In 1950, she divorced Williams, and remarried in 1952 to Illtyd Stockwood, which also ended in divorce in 1956. In 1959, she married W.F. Grimes and retired from professional archaeology. The couple returned to Wales in 1973, to Williams's home in Brynmill in Swansea. Williams died in 1978. Her ashes were scattered at Pwlldu Bay on the Gower Peninsula.

== Published works ==

=== In Archaeologica Cambrensis ===

- Roman coin from Gorseinon, Glamorgan. XCI, p. 311, 1936.
- Hammer or mace from Oxwich, Glamorgan. XCI, p. 309. 1936
- Some Roman pottery from Basingwerk Abbey. XCI, p. 144, 1936.
- Bronze implements from Swansea, Glamorgan. XCII, p. 333, 1937.
- Prehistoric and Roman pottery in the museum of the Royal Institution of South Wales, Swansea. XCIV, p. 21, 1939.
- Excavation at the Knave promontory fort, Rhosilli, Glamorgan. XCIV, p. 210, 1939.
- The excavation of Bishopston Valley promontory fort, Glamorgan. XCV, p. 9, 1940
- The excavation of High Pennard promontory fort, Glamorgan. XCVI, p. 23, 1941
- Two Bronze Age barrows, Fairwood Common, Gower, Glamorgan. XCVIII, p. 52, 1944
- More Roman pottery from Basingwerk Abbey. XCIX. p. 256, 1945.
- A promontory fort, Henllan, Cardiganshire. XCIX, p. 226, 1945.
- Clegyr Voia, St. Davids, Pembrokeshire (excavation in 1943). CII, p. 20, 1952.

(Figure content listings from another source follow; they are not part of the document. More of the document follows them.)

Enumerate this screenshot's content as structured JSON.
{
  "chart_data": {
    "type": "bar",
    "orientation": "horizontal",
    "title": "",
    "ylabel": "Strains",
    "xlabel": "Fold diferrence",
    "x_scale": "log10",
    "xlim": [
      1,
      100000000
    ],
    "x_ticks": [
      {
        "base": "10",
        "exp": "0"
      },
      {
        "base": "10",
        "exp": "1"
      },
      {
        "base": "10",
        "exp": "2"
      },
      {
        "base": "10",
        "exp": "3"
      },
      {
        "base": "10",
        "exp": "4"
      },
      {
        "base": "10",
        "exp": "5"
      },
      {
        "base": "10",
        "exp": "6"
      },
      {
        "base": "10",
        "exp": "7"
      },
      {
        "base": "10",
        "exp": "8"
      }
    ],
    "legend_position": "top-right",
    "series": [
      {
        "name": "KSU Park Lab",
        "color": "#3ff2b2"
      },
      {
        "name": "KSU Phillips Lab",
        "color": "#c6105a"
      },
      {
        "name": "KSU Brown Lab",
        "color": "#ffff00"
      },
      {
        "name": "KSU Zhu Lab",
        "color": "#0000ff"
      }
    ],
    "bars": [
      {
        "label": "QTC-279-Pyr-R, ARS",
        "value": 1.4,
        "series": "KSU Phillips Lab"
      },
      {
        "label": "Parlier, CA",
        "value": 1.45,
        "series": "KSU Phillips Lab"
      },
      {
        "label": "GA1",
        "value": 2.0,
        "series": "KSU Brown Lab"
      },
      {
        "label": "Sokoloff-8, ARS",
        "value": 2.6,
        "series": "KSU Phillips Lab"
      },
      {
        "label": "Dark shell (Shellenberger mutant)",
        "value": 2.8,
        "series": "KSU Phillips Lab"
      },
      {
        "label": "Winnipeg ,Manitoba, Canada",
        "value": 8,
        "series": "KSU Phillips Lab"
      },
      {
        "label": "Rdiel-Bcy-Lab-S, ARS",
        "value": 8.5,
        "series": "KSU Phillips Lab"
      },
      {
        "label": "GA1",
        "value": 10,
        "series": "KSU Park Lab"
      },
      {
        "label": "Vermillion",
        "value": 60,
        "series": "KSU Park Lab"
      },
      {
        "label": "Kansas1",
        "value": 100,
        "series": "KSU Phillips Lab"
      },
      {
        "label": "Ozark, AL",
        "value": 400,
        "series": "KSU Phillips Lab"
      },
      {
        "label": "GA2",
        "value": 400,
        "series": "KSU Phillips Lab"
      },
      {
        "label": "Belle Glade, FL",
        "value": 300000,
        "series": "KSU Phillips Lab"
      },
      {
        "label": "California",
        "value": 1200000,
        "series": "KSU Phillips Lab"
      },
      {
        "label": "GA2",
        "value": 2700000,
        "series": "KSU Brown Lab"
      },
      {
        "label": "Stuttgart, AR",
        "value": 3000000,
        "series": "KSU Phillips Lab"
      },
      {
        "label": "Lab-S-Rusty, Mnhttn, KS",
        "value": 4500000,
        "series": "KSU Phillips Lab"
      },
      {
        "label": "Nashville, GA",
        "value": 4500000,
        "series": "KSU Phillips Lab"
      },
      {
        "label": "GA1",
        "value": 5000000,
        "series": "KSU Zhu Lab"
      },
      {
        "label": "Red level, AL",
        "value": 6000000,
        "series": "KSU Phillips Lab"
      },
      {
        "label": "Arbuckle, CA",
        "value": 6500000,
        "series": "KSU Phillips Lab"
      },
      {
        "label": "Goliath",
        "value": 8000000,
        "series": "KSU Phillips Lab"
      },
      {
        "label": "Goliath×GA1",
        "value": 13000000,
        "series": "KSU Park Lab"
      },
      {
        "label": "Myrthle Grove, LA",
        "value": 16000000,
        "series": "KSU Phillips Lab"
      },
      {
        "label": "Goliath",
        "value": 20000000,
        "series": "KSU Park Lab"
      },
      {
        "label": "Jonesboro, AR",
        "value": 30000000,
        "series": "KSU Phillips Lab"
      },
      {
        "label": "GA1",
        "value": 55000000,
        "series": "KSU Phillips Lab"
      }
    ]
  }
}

=== Other publications ===

- Excavations at Langford Downs, Oxon. (near Leachdale) in 1943. Oxon., 11–12, 1947.
- Roman Canterbury 1944, Medici Society, 1947.
- Roman Canterbury 1945, Medici Society, 1948.
- Excavations at Allard's Quarry, Marnhull, Dorset, Proceedings Dorset Natural History and Archaeological Society, 72, 1951
- Excavations at Board Mill, Stanton Harcourt, Oxon. 16, 1951

With Sheppard Frere:

- Roman Canterbury 1945–1946, Medici Society, 1949.
- Roman Canterbury: the City of Duroverum 1947–1953.